En résumé, l'administration demande à ses managers de faire une réforme. Mais, ces derniers n'ont aucun moyen d'agir dessus ou d'en discuter les fondements. Alors, toutes les énergies devront être orientées sur comment faire passer la pilule et même mieux, faire adhérer à ce projet.
Et si la réforme ne passe pas, ce sera de la faute des managers qui n'auront pas su communiquer car leur rôle, c'est précisément d'être le relais de cette communication. On n'est plus très loin de la manipulation : "La communication est essentielle pour donner du sens et engager les équipes. Celle-ci doit être adaptée à chaque étape de la transformation en fonction de la personne à qui l’on s’adresse et de l’effet recherché sur son auditoire (agir sur les peurs, les certitudes, donner du sens…)".
Or, la réalité est très différente et beaucoup plus complexe !
Le chef de service n'est pas un modèle global comme présenté dans le livret mais il recouvre des profils bien identifiés avec les qualités attendues qui vont avec :
- des chefs de brigade à dominante contrôle fiscal (BVG, PCRP, BCR, PCE),
- des chefs d'unité opérationnelle (Trésoreries, SIP, SIE, SPF, CDI/CDIF) ,
- des responsables de division (AFiPA et leurs adjoints).
Ce que la direction et les agents attendent d'eux, c'est la crédibilité technique, la capacité à animer un collectif de travail, la capacité à avoir un dialogue avec la direction.

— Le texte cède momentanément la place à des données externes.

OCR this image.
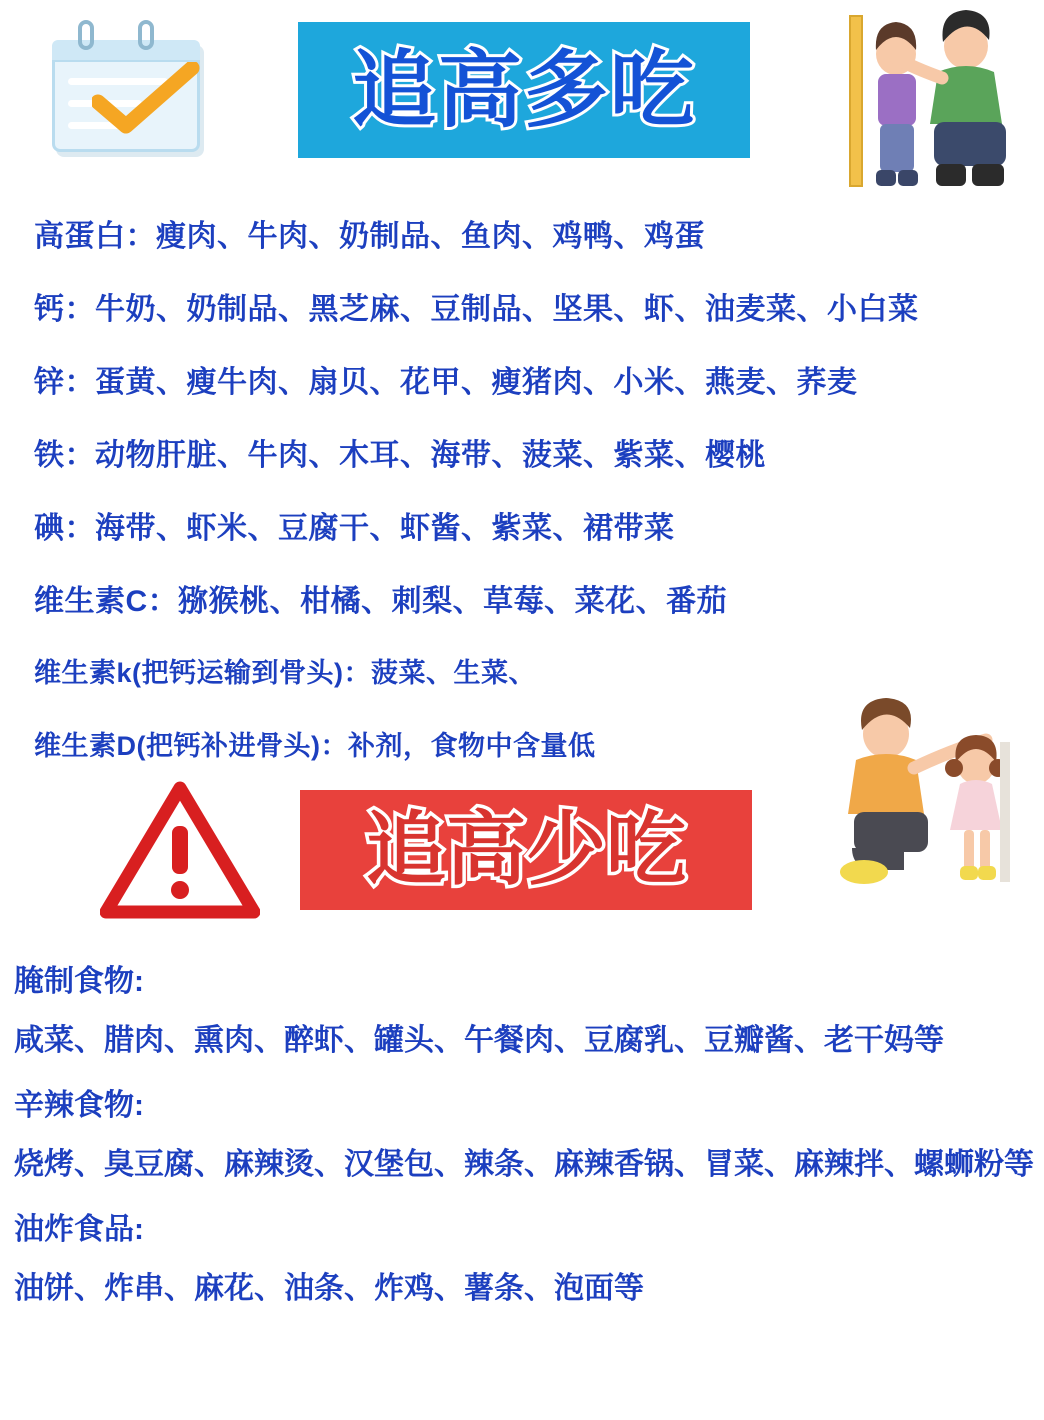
追高多吃
高蛋白：瘦肉、牛肉、奶制品、鱼肉、鸡鸭、鸡蛋
钙：牛奶、奶制品、黑芝麻、豆制品、坚果、虾、油麦菜、小白菜
锌：蛋黄、瘦牛肉、扇贝、花甲、瘦猪肉、小米、燕麦、荞麦
铁：动物肝脏、牛肉、木耳、海带、菠菜、紫菜、樱桃
碘：海带、虾米、豆腐干、虾酱、紫菜、裙带菜
维生素C：猕猴桃、柑橘、刺梨、草莓、菜花、番茄
维生素k(把钙运输到骨头)：菠菜、生菜、
维生素D(把钙补进骨头)：补剂，食物中含量低
追高少吃
腌制食物:
咸菜、腊肉、熏肉、醉虾、罐头、午餐肉、豆腐乳、豆瓣酱、老干妈等
辛辣食物:
烧烤、臭豆腐、麻辣烫、汉堡包、辣条、麻辣香锅、冒菜、麻辣拌、螺蛳粉等
油炸食品:
油饼、炸串、麻花、油条、炸鸡、薯条、泡面等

Dans le livret, on conceptualise un robot, quelqu'un de désincarné, sans dimension technique et complètement permutable d'un poste à un autre.

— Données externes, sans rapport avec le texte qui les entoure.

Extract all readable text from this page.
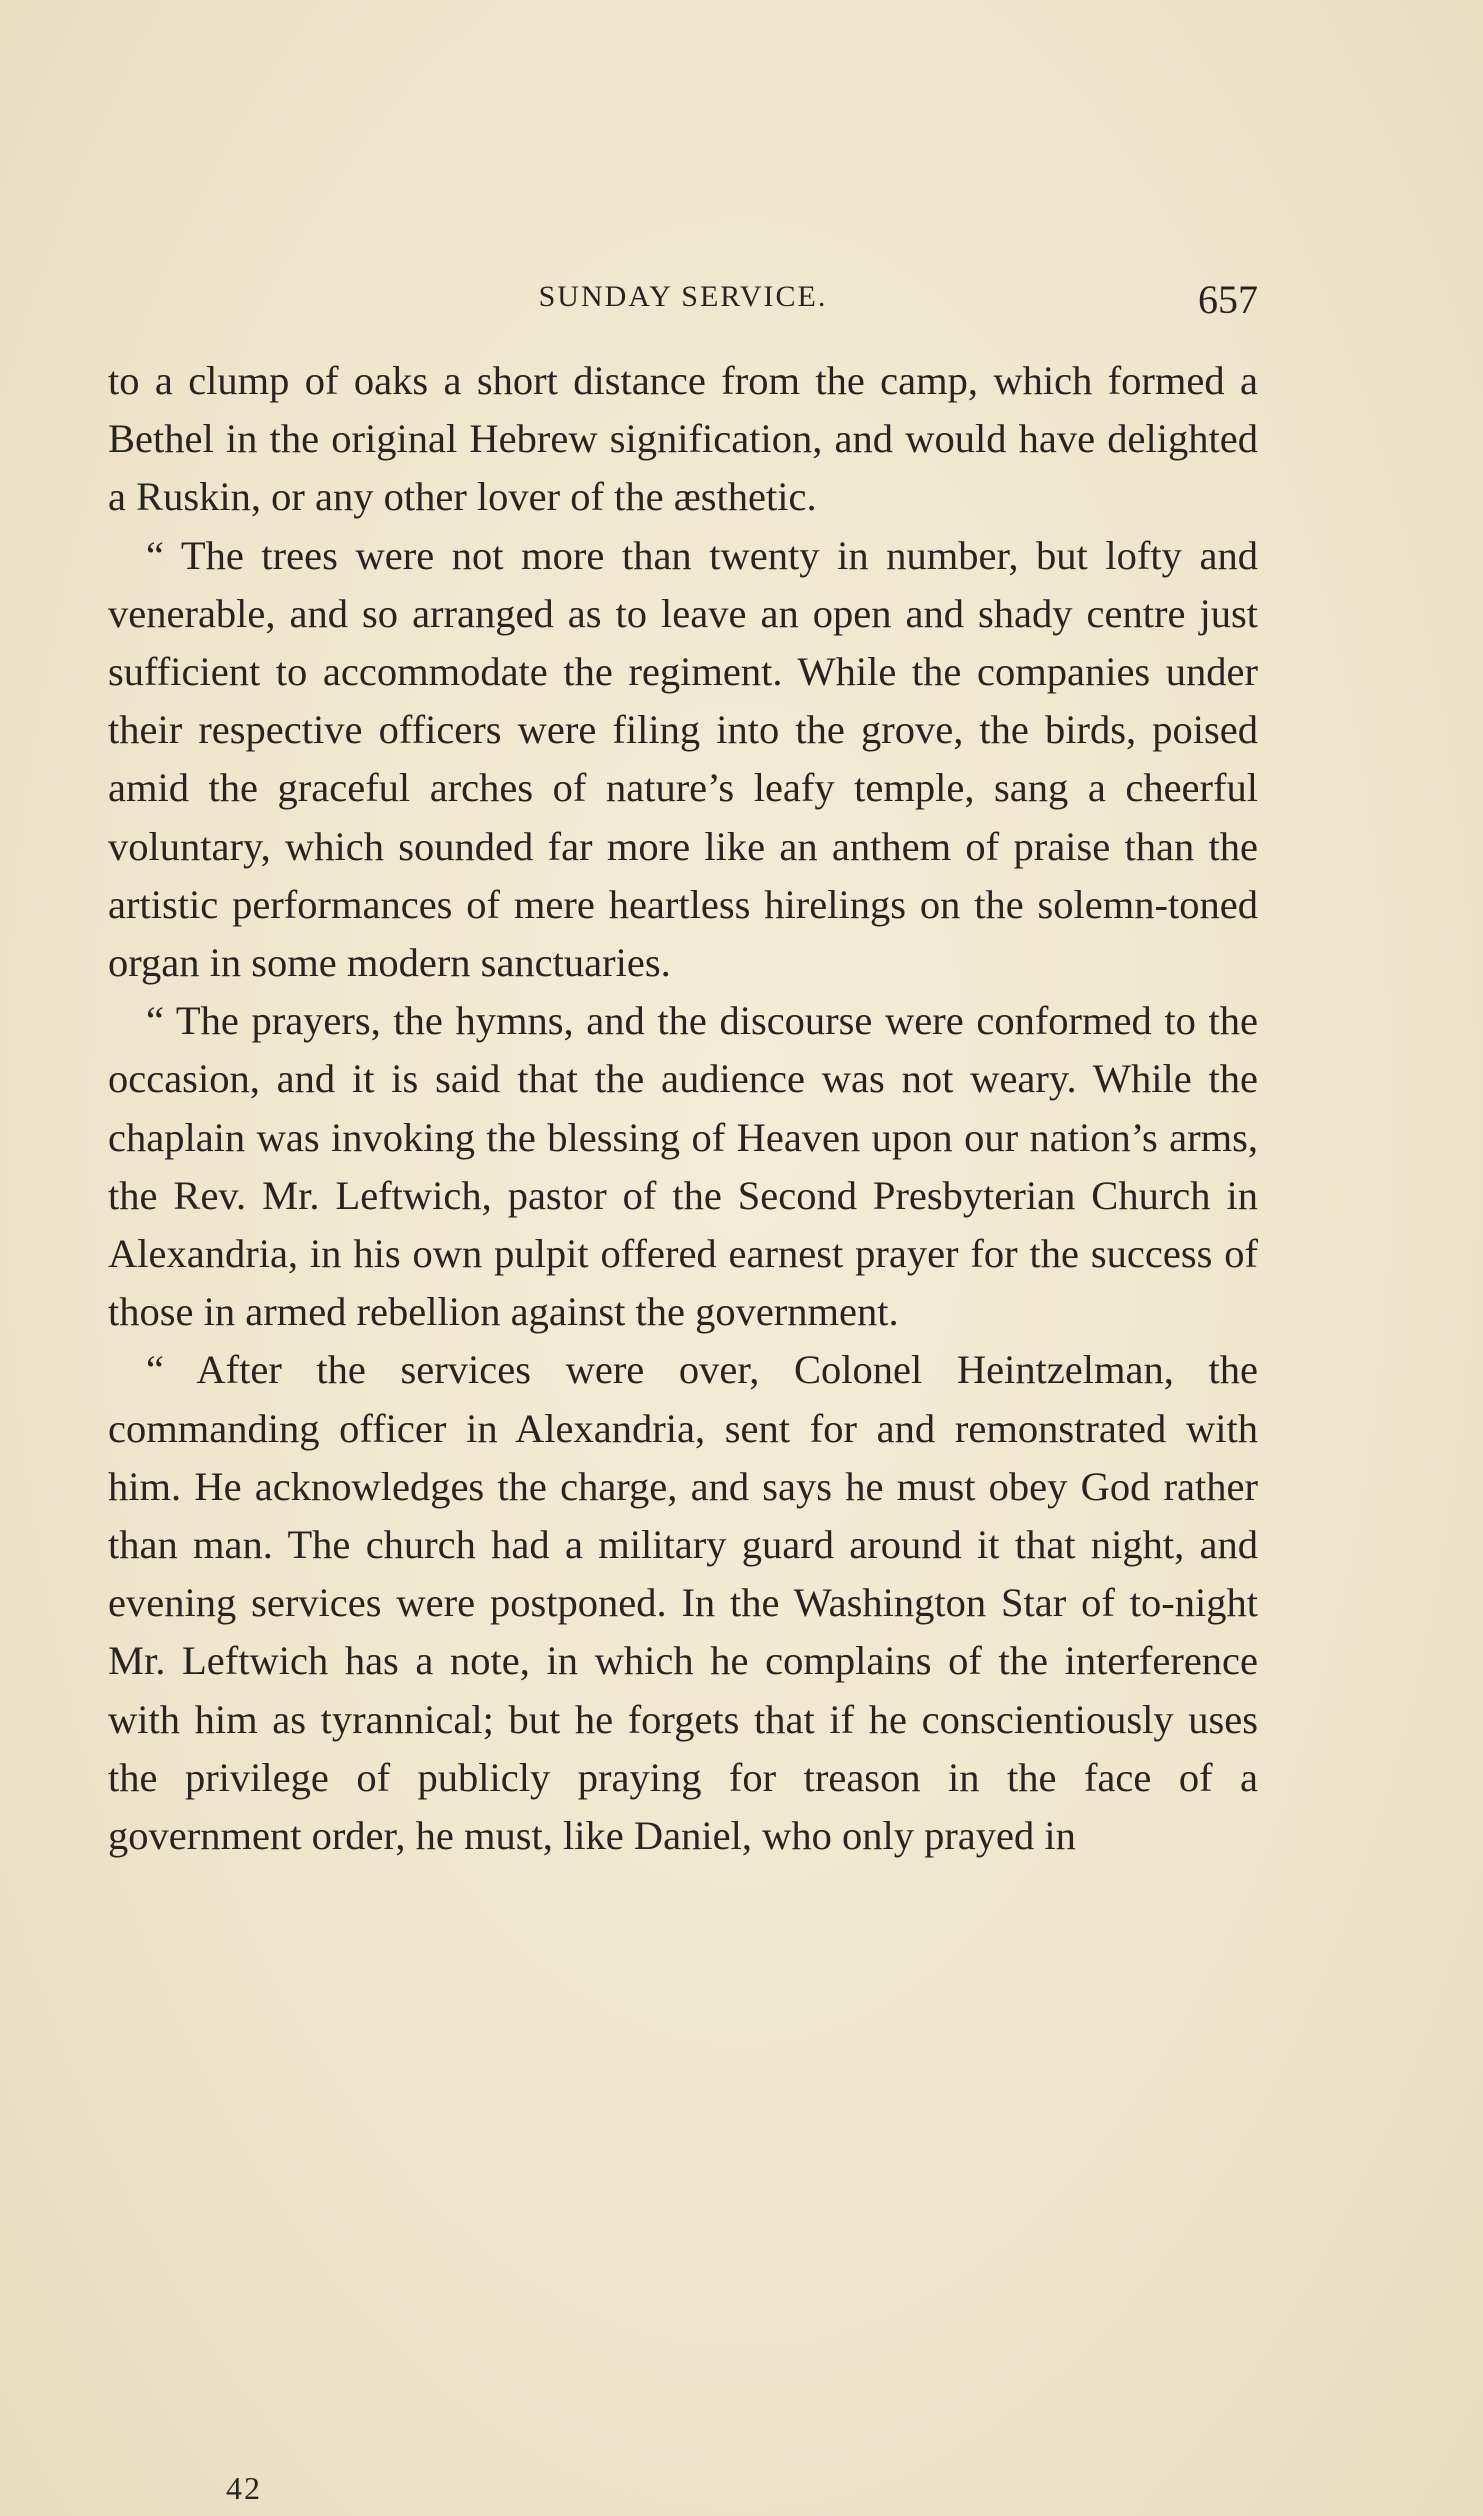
SUNDAY SERVICE.	657

to a clump of oaks a short distance from the camp, which formed a Bethel in the original Hebrew signification, and would have delighted a Ruskin, or any other lover of the æsthetic.

“ The trees were not more than twenty in number, but lofty and venerable, and so arranged as to leave an open and shady centre just sufficient to accommodate the regiment. While the companies under their respective officers were filing into the grove, the birds, poised amid the graceful arches of nature’s leafy temple, sang a cheerful voluntary, which sounded far more like an anthem of praise than the artistic performances of mere heartless hirelings on the solemn-toned organ in some modern sanctuaries.

“ The prayers, the hymns, and the discourse were conformed to the occasion, and it is said that the audience was not weary. While the chaplain was invoking the blessing of Heaven upon our nation’s arms, the Rev. Mr. Leftwich, pastor of the Second Presbyterian Church in Alexandria, in his own pulpit offered earnest prayer for the success of those in armed rebellion against the government.

“ After the services were over, Colonel Heintzelman, the commanding officer in Alexandria, sent for and remonstrated with him. He acknowledges the charge, and says he must obey God rather than man. The church had a military guard around it that night, and evening services were postponed. In the Washington Star of to-night Mr. Leftwich has a note, in which he complains of the interference with him as tyrannical; but he forgets that if he conscientiously uses the privilege of publicly praying for treason in the face of a government order, he must, like Daniel, who only prayed in

42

En fait, ils veulent des commerciaux de la réforme et pas plus. Or, ce n'est pas comme cela que ça fonctionne à la DGFiP.
Ce livret, c'est une révolution culturelle à la chinoise. Tout le monde à la rizière en camp de rééducation et ne sortiront que ceux qui pourront servir fidèlement le parti !
L'accompagnement à la transformation se traduit par l'identification du profil des acteurs.
On bascule vers l'ingénierie sociale de manipulation avec l'identification du profil des acteurs.
Pour soutenir le projet et convaincre les indécis, il convient « d'identifier les différentes typologies d’acteurs et d'adapter son management en conséquence, de concentrer les actions auprès des agents qui attendent de voir la suite du projet, et de s’appuyer sur les agents qui font la promotion du projet ».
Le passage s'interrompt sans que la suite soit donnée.